Six heures d’attente
Dans cette zone, Alain Bruneel attend son tour. Le soir de son passage, seuls deux médecins urgentistes et un intérimaire sont présents pour prendre en charge tous les patients de toutes les zones des urgences. "J’ai attendu au total six heures, et encore, selon les infirmières, j’ai eu de la chance" commente-t-il.
"C’est long six heures d’attente, extrêmement long quand on souffre ! A 3h du matin, 50 nouvelles personnes étaient arrivées à l’accueil des urgences, sans compter le service des urgences pédiatriques." Pourtant, "le personnel fait tout ce qu’il peut, avec ce qu’il a", reconnaît Alain Bruneel. Médecins et infirmières sont "toujours en mouvement, n’arrêtent jamais" et "se retrouvent à bout de souffle" poursuit le député, dénonçant un "manque criant de moyens humais et matériels". Il ajoute : "Désormais, je mets des images claires sur la souffrance du personnel. Et quand le personnel souffre, les patients souffrent aussi."
Un été sous tension
Et le soir de la visite du député, "il fait une chaleur énorme" mais "le personnel ne peut donner ni à boire ni à manger aux patients car ils ne savent pas ce qu’ils ont" relate Alain Bruneel. Si la canicule est aujourd’hui terminée dans la plupart des régions fançaises, la crainte de nouveaux pics de chaleur plane sur les services d’urgence. A cela s’ajoute une période estivale marquée par un sous-effectif lié aux vacances du personnel. Un ensemble de facteurs qui fait redouter au député une "explosion" de la situation déjà très tendue.
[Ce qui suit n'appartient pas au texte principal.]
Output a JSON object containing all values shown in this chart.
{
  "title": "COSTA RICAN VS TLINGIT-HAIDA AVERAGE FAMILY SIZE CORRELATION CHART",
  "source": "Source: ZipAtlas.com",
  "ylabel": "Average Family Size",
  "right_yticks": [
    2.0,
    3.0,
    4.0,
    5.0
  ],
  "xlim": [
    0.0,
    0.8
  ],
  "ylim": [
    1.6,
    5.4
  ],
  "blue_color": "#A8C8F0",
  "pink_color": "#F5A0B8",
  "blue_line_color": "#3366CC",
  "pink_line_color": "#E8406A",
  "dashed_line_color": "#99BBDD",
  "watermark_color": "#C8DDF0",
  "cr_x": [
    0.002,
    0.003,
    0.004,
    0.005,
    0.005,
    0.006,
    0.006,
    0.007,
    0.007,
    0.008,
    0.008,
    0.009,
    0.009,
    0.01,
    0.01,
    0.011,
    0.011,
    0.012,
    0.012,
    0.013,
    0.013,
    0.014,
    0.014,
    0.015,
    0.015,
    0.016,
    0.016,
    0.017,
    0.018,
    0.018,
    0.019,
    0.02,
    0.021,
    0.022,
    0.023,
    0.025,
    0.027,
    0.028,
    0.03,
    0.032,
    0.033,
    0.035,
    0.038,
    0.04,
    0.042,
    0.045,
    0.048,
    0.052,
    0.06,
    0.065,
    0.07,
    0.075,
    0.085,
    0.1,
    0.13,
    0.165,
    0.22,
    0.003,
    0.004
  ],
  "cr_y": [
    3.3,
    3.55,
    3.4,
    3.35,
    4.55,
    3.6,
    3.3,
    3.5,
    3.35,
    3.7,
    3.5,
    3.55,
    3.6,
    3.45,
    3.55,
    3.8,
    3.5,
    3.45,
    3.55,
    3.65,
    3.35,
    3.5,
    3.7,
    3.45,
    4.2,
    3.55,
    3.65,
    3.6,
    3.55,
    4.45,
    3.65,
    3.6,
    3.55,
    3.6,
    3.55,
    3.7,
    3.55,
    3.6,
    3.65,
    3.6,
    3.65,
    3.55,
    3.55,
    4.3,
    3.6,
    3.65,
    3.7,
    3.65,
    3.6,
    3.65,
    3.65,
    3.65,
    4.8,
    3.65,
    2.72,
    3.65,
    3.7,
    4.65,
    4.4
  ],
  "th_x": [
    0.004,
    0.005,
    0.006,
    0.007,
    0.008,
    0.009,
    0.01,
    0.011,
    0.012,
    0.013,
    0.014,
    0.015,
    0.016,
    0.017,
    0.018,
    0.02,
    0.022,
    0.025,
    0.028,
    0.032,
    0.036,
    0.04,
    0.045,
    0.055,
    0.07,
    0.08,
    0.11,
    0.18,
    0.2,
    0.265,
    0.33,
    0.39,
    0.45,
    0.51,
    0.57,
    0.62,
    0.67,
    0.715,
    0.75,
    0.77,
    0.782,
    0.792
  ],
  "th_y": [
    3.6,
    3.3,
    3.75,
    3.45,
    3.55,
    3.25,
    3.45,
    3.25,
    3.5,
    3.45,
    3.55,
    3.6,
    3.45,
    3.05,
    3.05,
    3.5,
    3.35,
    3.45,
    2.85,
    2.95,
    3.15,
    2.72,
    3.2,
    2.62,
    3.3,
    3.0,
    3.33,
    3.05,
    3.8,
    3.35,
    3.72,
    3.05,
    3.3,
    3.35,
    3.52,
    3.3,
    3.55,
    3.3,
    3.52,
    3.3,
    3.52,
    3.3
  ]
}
"Véritable malaise de notre société"
D’autant que la grève des urgences "dure déjà depuis quatre mois". Et pour cause : au cours des 20 dernières années, "on compte 100.000 fermetures de lit alors que le nombre de passages aux urgences est passé de cinq millions par an au début des années 2000 à 21 millions aujourd’hui, sans augmentation d’effectif du personnel " déplore Alain Bruneel.
Ce mouvement de grève, qui "reflète un véritable malaise de notre société" ne faiblit pas car "les mesures proposées par la ministre sont insuffisantes et ne tiennent pas debout" selon Alain Bruneel qui a donc invité Agnès Buzyn à réaliser la même expérience que lui, incognito, sans caméra, pour se confronter à la réalité. "Car les lois ne s’écrivent pas derrière un bureau" appuie l’élu.
Proposition de loi
Le député n’en est pas à son premier essai : "Ce passage incognito aux urgences s’inscrit dans la suite des initiatives que nous menons, parlementaires communistes, depuis janvier 2018 dans un tour de France des hôpitaux et des Ehpad pour écouter le personnel et construire des propositions de loi en adéquation avec leurs besoins et leurs revendications" raconte-t-il.
La proposition de loi que porte le député Alain Bruneel fait d’ailleurs l’objet d’une pétition. Son objectif : atteindre le million de signataires. Car tout projet qui rassemble au moins un million d’adhérents peut être discuté devant l’Assemblée nationale, selon une promesse du Président Macron faite lors du Grand Débat national.